When must our AGM be held each year?
This varies by state. In NSW, the AGM must be held within 6 months of the end of the scheme's financial year. Victoria and Queensland have similar provisions. Some states have fixed calendar requirements. Check your state's legislation and your scheme's constitution for your specific obligation.
How often should the committee formally meet?
Most states expect committees to meet at least quarterly to properly fulfil their governance obligations. Many schemes meet monthly. The key is regular meetings with proper notice, a structured agenda, and minutes that are produced and approved promptly.
What if our financial year doesn't end on 30 June?
Adjust the calendar to your scheme's specific year end. The structure — budget preparation, AGM, compliance reviews, quarterly meetings — remains the same. The months shift based on your year-end date. Some schemes use a calendar year end (31 December), which moves the AGM preparation into October/November.
How do we manage the calendar when committee members change at each AGM?

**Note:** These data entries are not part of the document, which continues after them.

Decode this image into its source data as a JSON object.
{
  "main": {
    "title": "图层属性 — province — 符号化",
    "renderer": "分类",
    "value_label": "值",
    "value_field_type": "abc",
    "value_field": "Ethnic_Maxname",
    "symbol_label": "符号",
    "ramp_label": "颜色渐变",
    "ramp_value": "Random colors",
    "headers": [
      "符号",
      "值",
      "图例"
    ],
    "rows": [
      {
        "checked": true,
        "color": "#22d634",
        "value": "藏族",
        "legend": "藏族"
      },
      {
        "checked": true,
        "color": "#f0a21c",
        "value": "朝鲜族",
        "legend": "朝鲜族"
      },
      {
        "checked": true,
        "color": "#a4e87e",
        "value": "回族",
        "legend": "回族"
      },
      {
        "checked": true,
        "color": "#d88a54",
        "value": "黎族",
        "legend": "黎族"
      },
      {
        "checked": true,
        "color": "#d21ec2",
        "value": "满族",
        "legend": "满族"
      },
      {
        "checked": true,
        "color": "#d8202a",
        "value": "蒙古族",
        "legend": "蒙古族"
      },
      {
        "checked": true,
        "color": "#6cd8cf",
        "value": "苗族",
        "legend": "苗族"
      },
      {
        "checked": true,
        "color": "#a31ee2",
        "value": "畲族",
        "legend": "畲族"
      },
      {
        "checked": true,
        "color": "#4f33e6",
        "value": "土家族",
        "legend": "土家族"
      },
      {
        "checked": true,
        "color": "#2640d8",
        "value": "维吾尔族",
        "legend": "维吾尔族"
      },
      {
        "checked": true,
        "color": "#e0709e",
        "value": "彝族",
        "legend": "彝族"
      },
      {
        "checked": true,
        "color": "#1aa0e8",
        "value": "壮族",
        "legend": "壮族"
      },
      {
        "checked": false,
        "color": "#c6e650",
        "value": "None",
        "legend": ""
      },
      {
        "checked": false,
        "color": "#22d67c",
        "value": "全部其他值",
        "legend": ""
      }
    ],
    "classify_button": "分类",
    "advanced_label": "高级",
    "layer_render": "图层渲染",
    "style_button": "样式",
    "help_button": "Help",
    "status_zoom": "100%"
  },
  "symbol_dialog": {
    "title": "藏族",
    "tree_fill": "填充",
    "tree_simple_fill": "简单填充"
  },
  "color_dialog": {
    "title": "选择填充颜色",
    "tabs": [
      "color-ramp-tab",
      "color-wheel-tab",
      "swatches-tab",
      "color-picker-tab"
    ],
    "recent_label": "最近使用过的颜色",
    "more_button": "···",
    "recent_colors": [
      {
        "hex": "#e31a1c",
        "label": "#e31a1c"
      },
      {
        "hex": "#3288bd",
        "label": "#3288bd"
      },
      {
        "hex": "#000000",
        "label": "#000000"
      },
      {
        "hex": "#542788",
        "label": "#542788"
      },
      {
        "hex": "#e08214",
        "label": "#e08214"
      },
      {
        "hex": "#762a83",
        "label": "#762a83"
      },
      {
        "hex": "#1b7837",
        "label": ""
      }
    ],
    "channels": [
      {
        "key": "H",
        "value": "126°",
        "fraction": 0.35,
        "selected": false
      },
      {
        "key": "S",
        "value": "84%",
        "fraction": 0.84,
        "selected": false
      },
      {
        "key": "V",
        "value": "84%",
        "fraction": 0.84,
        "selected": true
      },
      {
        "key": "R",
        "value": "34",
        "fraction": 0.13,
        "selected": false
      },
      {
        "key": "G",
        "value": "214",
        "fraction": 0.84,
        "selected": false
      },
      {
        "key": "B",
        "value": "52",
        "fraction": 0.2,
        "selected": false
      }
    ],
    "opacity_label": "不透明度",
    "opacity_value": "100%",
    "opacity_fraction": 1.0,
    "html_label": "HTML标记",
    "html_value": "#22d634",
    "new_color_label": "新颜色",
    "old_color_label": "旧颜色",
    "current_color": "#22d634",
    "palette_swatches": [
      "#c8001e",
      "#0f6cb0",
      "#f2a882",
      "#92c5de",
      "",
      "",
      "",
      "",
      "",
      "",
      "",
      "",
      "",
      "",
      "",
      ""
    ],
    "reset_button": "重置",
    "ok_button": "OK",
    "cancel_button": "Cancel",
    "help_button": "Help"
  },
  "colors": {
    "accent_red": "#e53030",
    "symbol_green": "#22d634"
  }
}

A governance calendar in StrataBody is accessible to all committee members regardless of who holds each role. When committee composition changes, the incoming members can see the full compliance register, the open maintenance items, and the governance schedule — reducing the information loss that typically happens at committee transitions.

A governance calendar doesn't add work to your committee's plate — it distributes the work that was always there across the year in a planned, predictable way. No more year-end scrambles. No more 'we forgot to book the fire inspection' moments. No more AGM notices sent a week before the meeting. StrataBody provides the infrastructure to track every obligation, and LIZ can help with the drafting and communication tasks at each milestone.